A week in the life of a London Hostel - shot for book 'Economy': Elephant & Castle Documentary

The Hostel

Each year the MA Photojournalism and Documentary Photography students from the London College of Communications work on a project documenting the Elephant and Castle. They are given a simple theme and encouraged to find engaging ways of producing documentary photographs. This exhibition emerged from students working on the twin themes of ‘work’ and ‘economy’.

I am showing my photo story ‘Hostel’, a week in the life of The Cricketers Hostel in Elephant and Castle and its residents. The Cricketers is a beaten, crooked building nestled between a parking bay and a pizza delivery outlet.

This is a particularly strange little place, unusual in that it seems to have escaped all the usual corporate trappings of the Hostel chains and has kind of slumped into a life of its own. It is slightly seedy, downmarket, strangely timeless, but full of life nonetheless. There are hostels all over London. They typically cater for travellers from Canada, America, Europe, the Middle East and Australia: people working and studying in the UK for short periods of time, adventurers on a budget. However ‘The Cricketers’ seems to attract another, more motley bunch. UK residents, older than the average student or traveller, co-exist with the flow of internationals and tend to be billeted in the seven-bed dormitories. Some of these people have stayed for years. For them, the very cheapest accommodation is a priority. The sporadic shift work undertaken by these chefs, postal workers and security guards results in a nightly traffic of weary bodies collapsing into, and heaving out of, creaking metal bunk beds. There is no receptionist, no student bar, no breakfast, not much sleep and never, ever any privacy.

In conversations I learned that separation from relationships and estrangement from children, the need to pay divorce maintenance coupled with the severe lack of affordable housing, has led some of these longer-term residents here. I moved in and became resident of the hostel. After living there for a time I pinned up a notice asking if anyone might let me to take their portrait and interview them about their lives, about how they had come to be in the hostel and what their future plans were. Their stories, interesting, sad, hopeful, funny and true, were as fascinatingly varied as the people themselves.

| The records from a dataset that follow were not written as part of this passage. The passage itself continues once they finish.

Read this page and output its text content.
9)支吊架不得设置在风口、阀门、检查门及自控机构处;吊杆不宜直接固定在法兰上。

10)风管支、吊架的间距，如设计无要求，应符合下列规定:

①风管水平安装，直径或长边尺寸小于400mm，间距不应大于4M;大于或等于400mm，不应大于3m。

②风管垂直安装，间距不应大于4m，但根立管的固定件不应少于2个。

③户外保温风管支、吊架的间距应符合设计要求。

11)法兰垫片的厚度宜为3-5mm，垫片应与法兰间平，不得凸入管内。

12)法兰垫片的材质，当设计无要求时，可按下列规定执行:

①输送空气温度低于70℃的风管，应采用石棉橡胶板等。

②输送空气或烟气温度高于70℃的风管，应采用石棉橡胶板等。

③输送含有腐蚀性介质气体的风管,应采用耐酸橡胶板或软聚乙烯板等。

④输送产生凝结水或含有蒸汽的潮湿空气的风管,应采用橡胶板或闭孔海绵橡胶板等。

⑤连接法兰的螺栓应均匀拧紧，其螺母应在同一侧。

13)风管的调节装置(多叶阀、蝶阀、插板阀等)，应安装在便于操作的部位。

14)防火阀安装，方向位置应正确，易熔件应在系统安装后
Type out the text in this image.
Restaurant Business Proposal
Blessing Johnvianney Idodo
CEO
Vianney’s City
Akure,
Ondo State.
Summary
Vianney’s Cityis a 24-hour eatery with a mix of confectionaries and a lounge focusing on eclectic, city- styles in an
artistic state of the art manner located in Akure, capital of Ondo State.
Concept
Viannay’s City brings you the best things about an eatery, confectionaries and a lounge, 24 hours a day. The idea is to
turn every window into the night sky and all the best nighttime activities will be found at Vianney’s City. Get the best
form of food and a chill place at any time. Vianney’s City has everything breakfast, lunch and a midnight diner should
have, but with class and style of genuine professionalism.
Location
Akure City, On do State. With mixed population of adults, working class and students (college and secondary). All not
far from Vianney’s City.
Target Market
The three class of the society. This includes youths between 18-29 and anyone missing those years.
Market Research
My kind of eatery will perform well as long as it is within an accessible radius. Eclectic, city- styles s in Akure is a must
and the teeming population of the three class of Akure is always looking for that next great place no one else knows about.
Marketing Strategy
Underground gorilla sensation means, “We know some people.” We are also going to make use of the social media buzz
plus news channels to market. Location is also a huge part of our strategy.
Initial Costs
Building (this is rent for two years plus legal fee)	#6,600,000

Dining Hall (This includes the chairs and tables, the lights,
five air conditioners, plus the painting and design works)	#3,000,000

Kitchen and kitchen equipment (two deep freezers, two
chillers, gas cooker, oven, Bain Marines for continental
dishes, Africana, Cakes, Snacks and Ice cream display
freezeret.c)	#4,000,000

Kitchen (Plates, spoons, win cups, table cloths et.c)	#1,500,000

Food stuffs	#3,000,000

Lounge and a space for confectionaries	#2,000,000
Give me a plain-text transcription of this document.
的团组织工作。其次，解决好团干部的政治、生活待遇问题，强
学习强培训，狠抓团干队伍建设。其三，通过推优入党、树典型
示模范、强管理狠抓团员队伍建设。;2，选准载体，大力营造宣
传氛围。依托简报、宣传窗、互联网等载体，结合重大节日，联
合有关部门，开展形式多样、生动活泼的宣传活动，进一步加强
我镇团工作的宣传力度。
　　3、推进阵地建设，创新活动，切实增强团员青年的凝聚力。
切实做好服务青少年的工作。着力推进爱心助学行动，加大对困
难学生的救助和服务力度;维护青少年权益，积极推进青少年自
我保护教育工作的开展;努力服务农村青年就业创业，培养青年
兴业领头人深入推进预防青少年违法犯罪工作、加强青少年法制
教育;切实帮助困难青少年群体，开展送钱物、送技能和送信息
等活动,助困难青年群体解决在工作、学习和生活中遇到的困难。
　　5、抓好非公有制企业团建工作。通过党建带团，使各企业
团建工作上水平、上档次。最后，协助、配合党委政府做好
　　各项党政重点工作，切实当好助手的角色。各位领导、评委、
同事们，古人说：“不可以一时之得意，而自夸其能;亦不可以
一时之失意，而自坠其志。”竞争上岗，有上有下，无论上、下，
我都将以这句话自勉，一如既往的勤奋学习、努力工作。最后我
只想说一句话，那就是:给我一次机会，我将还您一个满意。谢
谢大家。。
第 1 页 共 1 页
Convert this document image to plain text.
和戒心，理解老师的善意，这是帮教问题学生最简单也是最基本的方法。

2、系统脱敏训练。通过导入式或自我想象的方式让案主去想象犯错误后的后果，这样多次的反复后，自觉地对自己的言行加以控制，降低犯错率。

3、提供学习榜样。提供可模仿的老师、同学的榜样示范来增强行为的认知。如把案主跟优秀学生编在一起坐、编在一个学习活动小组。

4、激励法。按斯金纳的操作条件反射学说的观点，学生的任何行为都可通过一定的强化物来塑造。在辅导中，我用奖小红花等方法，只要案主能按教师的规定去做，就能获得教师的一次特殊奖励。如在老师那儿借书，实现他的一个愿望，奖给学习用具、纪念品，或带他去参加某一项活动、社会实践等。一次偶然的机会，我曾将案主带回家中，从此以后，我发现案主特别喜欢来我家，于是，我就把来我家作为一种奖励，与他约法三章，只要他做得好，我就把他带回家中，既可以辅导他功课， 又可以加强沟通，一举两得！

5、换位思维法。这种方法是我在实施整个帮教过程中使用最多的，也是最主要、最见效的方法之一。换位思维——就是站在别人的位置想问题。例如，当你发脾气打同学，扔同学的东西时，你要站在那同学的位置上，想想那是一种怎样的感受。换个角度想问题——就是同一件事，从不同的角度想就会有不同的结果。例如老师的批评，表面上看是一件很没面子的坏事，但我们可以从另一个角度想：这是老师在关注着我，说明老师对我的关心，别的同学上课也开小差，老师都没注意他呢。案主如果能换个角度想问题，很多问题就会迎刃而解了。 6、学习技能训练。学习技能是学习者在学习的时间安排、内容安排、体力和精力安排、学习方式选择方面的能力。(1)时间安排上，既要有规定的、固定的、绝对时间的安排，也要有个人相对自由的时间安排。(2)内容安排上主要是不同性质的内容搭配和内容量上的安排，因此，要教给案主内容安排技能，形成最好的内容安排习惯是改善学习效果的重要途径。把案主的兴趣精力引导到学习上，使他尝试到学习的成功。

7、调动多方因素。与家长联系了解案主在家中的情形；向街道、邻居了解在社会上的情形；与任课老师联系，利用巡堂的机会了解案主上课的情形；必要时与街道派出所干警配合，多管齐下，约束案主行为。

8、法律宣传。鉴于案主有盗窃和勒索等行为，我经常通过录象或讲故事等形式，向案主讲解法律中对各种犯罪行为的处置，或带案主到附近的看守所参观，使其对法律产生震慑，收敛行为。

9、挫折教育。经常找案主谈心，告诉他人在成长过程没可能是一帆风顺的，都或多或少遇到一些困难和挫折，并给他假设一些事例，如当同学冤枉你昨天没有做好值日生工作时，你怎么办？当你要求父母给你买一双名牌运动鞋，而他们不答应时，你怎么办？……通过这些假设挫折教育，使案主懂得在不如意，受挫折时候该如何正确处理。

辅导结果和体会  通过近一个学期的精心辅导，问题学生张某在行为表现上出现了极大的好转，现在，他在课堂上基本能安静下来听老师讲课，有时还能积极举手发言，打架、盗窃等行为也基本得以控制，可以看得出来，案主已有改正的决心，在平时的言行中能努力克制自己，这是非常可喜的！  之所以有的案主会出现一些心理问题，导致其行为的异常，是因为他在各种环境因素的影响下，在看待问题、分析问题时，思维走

The Cricketers Hostel has three floors, several dormitories (the larger and more populated, the cheaper) two bathrooms and three toilets. Life centres around the kitchen, a hub of activity at whatever time of day or night, or in the television lounge downstairs, residents chipping in to a weekly ‘food pot’ fund evening meals, cooked by one of the resident chefs. After being accepted as ‘one of them’ I was able to photograph moments of fun, reflection, sadness and community.

A tension was evident between the needs of a group of disparate, mainly transient, people. There was the need to co-exist and the desire to form closer friendships and lasting bonds. Definite hierarchies had formed between the residents in the hostel but there was always the sense that newcomers were welcome. Consistently though, the search for a piece of personal privacy was difficult in such a limited social space.